The Bank's philosophy is that it is too late to do anything about inflation over the next 12 months. That battle has been lost. Prices will continue to rise faster than the 3 per cent limit for some time. Slamming the brakes on sufficiently to bring inflation immediately back within target would produce “unnecessary volatility in output and employment” - in other words, it might trigger a recession.
This is as close as the Bank has ever come to acknowledging that growth and jobs, as well as inflation, play a part in its decision making. It was careful to emphasise that it remained vigilant about higher prices in the shops feeding through into higher wage claims, but the impression yesterday was that the Bank was displaying dovish tendencies. City traders are now pricing in just one quarter-point increase in base rate this year to 5.25 per cent; beforehand they were expecting two quarter-point rises to 5.5 per cent.

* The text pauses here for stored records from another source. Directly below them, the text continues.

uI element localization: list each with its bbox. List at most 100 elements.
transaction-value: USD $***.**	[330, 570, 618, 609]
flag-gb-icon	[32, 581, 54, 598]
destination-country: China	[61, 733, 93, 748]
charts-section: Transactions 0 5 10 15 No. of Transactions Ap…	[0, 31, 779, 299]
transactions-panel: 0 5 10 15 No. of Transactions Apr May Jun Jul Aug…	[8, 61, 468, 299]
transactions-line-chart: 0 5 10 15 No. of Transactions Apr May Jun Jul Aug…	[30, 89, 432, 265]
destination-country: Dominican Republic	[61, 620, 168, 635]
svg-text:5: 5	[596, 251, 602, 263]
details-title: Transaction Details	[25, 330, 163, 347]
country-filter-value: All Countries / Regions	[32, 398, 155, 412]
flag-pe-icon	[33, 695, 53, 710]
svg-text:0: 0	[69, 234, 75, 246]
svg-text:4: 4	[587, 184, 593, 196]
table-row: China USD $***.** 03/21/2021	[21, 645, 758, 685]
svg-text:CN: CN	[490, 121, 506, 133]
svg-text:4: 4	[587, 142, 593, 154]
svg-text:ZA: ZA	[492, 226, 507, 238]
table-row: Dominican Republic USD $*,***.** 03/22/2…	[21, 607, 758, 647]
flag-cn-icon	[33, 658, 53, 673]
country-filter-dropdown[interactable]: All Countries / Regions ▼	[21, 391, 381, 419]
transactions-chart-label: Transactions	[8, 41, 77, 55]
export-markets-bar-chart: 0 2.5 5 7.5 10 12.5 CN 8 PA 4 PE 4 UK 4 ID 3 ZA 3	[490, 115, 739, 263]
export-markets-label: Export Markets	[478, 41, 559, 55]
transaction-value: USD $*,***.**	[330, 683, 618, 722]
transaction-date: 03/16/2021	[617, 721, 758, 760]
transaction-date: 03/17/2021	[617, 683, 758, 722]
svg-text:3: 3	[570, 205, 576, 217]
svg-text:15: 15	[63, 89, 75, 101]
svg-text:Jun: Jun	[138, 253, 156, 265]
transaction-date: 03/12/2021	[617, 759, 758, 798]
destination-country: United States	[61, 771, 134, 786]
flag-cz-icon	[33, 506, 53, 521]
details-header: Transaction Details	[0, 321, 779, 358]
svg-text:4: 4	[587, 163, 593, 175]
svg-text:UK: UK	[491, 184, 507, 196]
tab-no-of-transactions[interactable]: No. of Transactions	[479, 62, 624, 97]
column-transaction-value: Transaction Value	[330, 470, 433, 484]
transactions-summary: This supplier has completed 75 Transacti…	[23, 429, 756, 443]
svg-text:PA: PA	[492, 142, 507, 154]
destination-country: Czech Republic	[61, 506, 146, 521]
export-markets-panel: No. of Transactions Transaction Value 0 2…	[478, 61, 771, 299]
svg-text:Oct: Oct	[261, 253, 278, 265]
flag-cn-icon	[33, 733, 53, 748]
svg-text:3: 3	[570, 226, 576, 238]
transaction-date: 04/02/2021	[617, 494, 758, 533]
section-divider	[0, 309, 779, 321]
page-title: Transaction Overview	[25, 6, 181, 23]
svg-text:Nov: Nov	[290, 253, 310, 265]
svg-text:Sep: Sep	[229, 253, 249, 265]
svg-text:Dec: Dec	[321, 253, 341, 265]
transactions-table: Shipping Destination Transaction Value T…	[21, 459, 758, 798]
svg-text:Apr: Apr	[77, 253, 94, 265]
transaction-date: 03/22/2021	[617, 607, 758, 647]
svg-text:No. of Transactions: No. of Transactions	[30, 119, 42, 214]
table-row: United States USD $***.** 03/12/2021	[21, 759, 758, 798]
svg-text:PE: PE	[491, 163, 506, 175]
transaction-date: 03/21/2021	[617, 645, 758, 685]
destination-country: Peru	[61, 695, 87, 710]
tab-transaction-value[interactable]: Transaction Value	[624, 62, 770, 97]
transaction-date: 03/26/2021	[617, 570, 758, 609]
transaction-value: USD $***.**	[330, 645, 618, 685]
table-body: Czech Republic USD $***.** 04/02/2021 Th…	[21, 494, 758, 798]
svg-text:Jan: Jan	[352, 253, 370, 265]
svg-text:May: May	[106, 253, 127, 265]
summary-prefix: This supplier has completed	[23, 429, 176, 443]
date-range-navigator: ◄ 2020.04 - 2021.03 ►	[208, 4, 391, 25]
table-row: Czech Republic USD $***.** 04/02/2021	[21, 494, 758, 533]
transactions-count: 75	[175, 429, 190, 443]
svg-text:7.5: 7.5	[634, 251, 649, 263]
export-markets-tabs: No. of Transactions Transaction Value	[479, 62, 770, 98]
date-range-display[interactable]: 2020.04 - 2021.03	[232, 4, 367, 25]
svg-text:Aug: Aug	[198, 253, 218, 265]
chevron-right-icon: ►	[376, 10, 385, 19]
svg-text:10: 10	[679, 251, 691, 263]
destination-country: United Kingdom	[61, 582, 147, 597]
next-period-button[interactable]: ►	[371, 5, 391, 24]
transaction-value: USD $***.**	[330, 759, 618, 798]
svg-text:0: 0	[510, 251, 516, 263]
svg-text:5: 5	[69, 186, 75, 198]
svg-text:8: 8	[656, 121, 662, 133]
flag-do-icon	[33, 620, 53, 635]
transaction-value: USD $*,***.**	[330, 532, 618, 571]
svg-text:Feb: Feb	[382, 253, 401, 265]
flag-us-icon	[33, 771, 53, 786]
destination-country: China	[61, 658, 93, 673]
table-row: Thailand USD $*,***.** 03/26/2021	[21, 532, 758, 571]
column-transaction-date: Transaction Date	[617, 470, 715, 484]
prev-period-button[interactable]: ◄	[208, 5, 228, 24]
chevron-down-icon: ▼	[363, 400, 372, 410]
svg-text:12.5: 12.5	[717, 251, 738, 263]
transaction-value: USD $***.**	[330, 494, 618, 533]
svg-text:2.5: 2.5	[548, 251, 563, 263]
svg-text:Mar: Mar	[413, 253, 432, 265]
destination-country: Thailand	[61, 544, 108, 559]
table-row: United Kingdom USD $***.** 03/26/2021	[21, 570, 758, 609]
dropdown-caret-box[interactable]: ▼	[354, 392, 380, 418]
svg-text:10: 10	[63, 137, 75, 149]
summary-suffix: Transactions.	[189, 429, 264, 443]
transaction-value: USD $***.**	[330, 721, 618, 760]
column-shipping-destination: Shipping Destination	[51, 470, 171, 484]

This is a risky approach for the Bank to take. It would be too harsh to accuse it of defeatism in taming short-term inflation. It has always worked to a longer-term time horizon, setting interest rates to achieve 2 per cent inflation in two years' time. It is logical to regard inflation disappointments over the next few months as milk already spilt. Yet the Bank has to be seen as ruthlessly tough on inflation.
Benign global conditions have made taming inflation a relatively simple task over the past decade. That is no longer the case. It is now that the Bank faces a real test. It is now that members of the Monetary Policy Committee have to steel themselves to make difficult decisions and if necessary ignore intense populist pressure.
Ministers in turn need to leave the Bank alone to make the necessary decisions. Borrowing £2.7 billion last month in order to fund a tax cut is worrying evidence that this Government is willing to put political considerations before prudence. The prize of continuing low inflation is too precious for that.